2.Town Names Are Modern or Anachronistic
•The Arabic spellings and transliterations such as “Qalqlya” and “Ramallah” reflect modern orthography not used in 19th-century cartography.
•Some of these towns existed historically but would not appear in that spelling or in that typeface on maps from the 1820s.
•The label “Negev” is a 20th-century usage, popularised after the British Mandate period, not by the Ottomans.
3.Cartographic Evidence
Verified maps from the early 19th century — for example, by Jacotin (1799–1801) for Napoleon’s survey or by Heinrich Kiepert (1841–1845) — show the region under Ottoman administrative divisions and label the area variously as “Holy Land”, “Southern Syria”, or “Palestine” in a broad geographical sense, not as a defined state.
4.Purpose and Context
Such maps circulate today mainly in online discussions to assert continuous Palestinian national identity before the British Mandate.

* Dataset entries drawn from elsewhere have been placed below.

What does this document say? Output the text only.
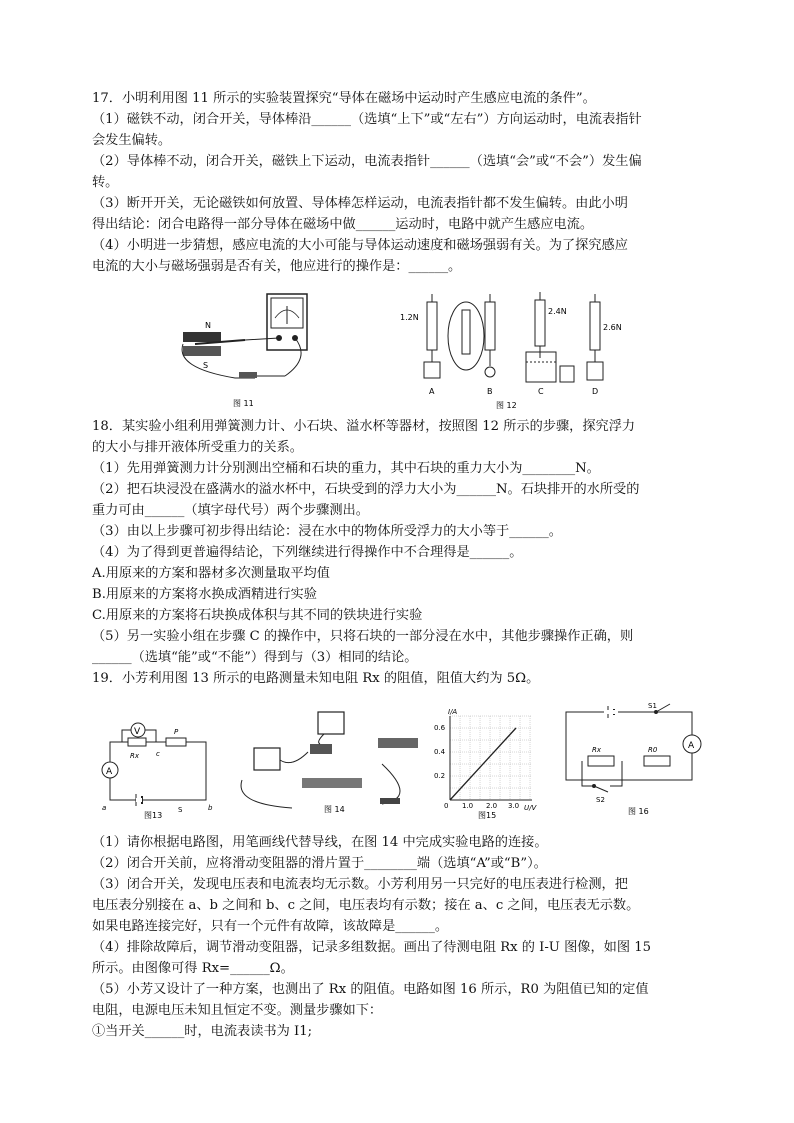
17．小明利用图 11 所示的实验装置探究“导体在磁场中运动时产生感应电流的条件”。

（1）磁铁不动，闭合开关，导体棒沿______（选填“上下”或“左右”）方向运动时，电流表指针

会发生偏转。

（2）导体棒不动，闭合开关，磁铁上下运动，电流表指针______（选填“会”或“不会”）发生偏

转。

（3）断开开关，无论磁铁如何放置、导体棒怎样运动，电流表指针都不发生偏转。由此小明

得出结论：闭合电路得一部分导体在磁场中做______运动时，电路中就产生感应电流。

（4）小明进一步猜想，感应电流的大小可能与导体运动速度和磁场强弱有关。为了探究感应

电流的大小与磁场强弱是否有关，他应进行的操作是：______。

N
S
图 11
1.2N
2.4N
2.6N
A	B	C	D
图 12

18．某实验小组利用弹簧测力计、小石块、溢水杯等器材，按照图 12 所示的步骤，探究浮力

的大小与排开液体所受重力的关系。

（1）先用弹簧测力计分别测出空桶和石块的重力，其中石块的重力大小为________N。

（2）把石块浸没在盛满水的溢水杯中，石块受到的浮力大小为______N。石块排开的水所受的

重力可由______（填字母代号）两个步骤测出。

（3）由以上步骤可初步得出结论：浸在水中的物体所受浮力的大小等于______。

（4）为了得到更普遍得结论，下列继续进行得操作中不合理得是______。

A.用原来的方案和器材多次测量取平均值

B.用原来的方案将水换成酒精进行实验

C.用原来的方案将石块换成体积与其不同的铁块进行实验

（5）另一实验小组在步骤 C 的操作中，只将石块的一部分浸在水中，其他步骤操作正确，则

______（选填“能”或“不能”）得到与（3）相同的结论。

19．小芳利用图 13 所示的电路测量未知电阻 Rx 的阻值，阻值大约为 5Ω。

A
V
Rx c
P
a	S	b
图13
图 14
I/A
U/V
0.6
0.4
0.2
0 1.0 2.0 3.0
图15
S1
A
Rx	R0
S2
图 16

（1）请你根据电路图，用笔画线代替导线，在图 14 中完成实验电路的连接。

（2）闭合开关前，应将滑动变阻器的滑片置于________端（选填“A”或“B”）。

（3）闭合开关，发现电压表和电流表均无示数。小芳利用另一只完好的电压表进行检测，把

电压表分别接在 a、b 之间和 b、c 之间，电压表均有示数；接在 a、c 之间，电压表无示数。

如果电路连接完好，只有一个元件有故障，该故障是______。

（4）排除故障后，调节滑动变阻器，记录多组数据。画出了待测电阻 Rx 的 I-U 图像，如图 15

所示。由图像可得 Rx=______Ω。

（5）小芳又设计了一种方案，也测出了 Rx 的阻值。电路如图 16 所示，R0 为阻值已知的定值

电阻，电源电压未知且恒定不变。测量步骤如下：

①当开关______时，电流表读书为 I1;
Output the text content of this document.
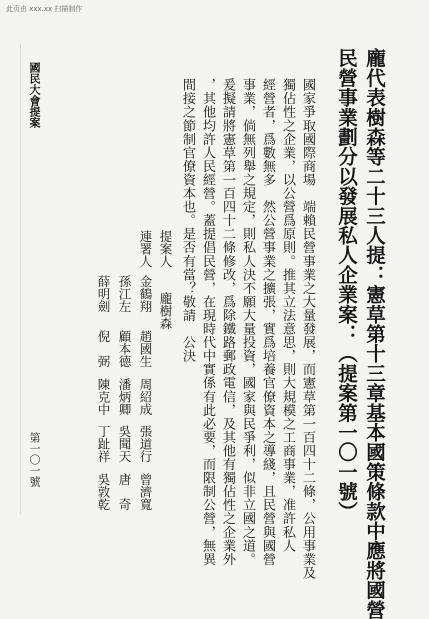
此页由 xxx.xx 扫描制作
龐代表樹森等二十三人提：憲草第十三章基本國策條款中應將國營
民營事業劃分以發展私人企業案：（提案第一〇一號）
國家爭取國際商場　端賴民營事業之大量發展，而憲草第一百四十二條，公用事業及
獨佔性之企業，以公營爲原則。推其立法意思，則大規模之工商事業，准許私人
經營者，爲數無多　然公營事業之擴張，實爲培養官僚資本之導綫，且民營與國營
事業，倘無列舉之規定，則私人決不願大量投資，國家與民爭利，似非立國之道。
爰擬請將憲草第一百四十二條修改，爲除鐵路郵政電信，及其他有獨佔性之企業外
，其他均許人民經營。蓋提倡民營，在現時代中實係有此必要，而限制公營，無異
間接之節制官僚資本也。是否有當？敬請　公決
提案人
龐樹森
連署人
金鶴翔
趙國生
周紹成
張道行
曾濟寬
孫江左
顧本德
潘炳卿
吳聞天
唐　奇
薛明劍
倪　弼
陳克中
丁趾祥
吳敦乾
國民大會提案
第一〇一號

While Palestinian Arabs indeed lived throughout the region for centuries, this specific map is ahistorical — it uses modern design and nomenclature to evoke a past political unity that did not exist under that name in 1828.
Conclusion:
This “Map of Palestine 1828” is a modern illustrative or propagandistic map, not a genuine artefact from the period. Authentic 1820s maps show the area as Ottoman Syria, with districts like Jerusalem, Acre, and Gaza, but no separate country called “Palestine.”